The Greater Sudbury area in Ontario Province, Canada, 400 km north of Toronto city, was one of the earliest regions of the world to feel the harmful impact of unsustainable industrial development. It was also one of the first to recognize the mistakes and determined to correct them.

For nearly a century, mining and logging activities had converted the Greater Sudbury area into an inhospitable land. It had been dubbed as moonscape, its blackened scar visible from outer space. Even the Apollo 16 astronauts have done their exercises in here in 1971, before landing on the moon surface.
Greater Sudbury encompasses one of the largest known nickel ore bodies on Earth, with an area of more than 60 km2. This has earned Sudbury international recognition as “the Nickel Capital of the World”.

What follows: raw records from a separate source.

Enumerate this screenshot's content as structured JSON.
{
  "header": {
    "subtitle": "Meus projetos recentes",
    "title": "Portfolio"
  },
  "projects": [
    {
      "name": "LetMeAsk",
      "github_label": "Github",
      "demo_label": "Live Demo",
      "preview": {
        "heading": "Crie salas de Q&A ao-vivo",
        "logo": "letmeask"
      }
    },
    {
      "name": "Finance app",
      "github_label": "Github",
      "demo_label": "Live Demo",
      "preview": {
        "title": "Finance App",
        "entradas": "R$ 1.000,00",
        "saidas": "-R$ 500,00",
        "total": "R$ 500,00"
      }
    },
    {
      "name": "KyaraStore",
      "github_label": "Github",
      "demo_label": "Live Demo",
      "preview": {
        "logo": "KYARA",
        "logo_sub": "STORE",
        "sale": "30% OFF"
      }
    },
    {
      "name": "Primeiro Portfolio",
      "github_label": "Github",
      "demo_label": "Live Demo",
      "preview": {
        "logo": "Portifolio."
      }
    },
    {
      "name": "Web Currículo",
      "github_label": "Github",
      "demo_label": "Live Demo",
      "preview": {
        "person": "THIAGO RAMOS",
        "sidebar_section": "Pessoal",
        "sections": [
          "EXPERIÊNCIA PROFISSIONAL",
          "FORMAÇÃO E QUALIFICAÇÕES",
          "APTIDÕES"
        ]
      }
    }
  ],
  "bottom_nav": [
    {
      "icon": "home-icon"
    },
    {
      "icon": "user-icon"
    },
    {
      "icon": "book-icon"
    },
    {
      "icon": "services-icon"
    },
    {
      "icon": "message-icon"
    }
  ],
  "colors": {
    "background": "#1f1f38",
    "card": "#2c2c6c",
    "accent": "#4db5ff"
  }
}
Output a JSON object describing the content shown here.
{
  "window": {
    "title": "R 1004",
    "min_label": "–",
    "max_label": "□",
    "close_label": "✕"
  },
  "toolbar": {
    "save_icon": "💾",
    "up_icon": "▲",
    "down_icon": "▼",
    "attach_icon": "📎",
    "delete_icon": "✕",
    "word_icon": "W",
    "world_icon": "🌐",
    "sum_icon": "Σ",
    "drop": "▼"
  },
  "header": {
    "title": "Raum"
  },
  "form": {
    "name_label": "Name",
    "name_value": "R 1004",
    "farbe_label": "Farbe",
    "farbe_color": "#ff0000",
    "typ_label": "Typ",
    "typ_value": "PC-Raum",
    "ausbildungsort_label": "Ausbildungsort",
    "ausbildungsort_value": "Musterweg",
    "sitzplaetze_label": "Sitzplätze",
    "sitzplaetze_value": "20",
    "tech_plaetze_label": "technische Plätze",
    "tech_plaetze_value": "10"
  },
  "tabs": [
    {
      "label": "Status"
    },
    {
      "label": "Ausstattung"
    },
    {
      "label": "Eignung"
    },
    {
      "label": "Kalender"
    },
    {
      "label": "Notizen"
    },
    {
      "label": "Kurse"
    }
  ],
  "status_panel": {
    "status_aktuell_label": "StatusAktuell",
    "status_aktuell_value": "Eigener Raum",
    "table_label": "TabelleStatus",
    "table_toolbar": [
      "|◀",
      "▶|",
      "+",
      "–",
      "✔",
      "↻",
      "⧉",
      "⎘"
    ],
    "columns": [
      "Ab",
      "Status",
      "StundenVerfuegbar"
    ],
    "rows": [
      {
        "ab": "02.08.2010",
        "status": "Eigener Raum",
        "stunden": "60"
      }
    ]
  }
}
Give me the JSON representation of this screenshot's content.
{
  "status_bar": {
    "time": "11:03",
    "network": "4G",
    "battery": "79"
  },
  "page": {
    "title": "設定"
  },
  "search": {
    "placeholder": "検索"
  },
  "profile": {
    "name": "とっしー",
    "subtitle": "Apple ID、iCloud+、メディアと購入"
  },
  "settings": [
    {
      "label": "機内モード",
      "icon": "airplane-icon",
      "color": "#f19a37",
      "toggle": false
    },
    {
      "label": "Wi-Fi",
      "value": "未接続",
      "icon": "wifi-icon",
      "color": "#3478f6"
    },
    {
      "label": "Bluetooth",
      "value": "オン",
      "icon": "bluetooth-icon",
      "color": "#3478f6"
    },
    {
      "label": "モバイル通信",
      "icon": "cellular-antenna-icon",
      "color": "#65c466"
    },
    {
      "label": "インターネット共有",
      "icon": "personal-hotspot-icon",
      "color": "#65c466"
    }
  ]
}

Sudbury was found in 1883 as a railway station town. So dominant were the trees, the Jesuits called their parish “Ste. Anne of the pines”. The trees also caught the attention of wood logging companies who clear cut the area leading to loss of biologic diversity, erosion of soils and other environmental impacts. Records indicate that Sudbury’s forests have been swarmed with some 11,000 loggers during the late 1880s.

With the discovery of nickel, early mining and smelting processes in 1886 to 1929 delivered another devastating blow to the environment. The metal rich rock was ignited in open “roast beds” cloaking the area in dense clouds of sulfur dioxide’s acidic smoke, which devastated the remaining green vegetation and acidified the freshwater of many lakes of the region, killing fishes and many other aquatic species.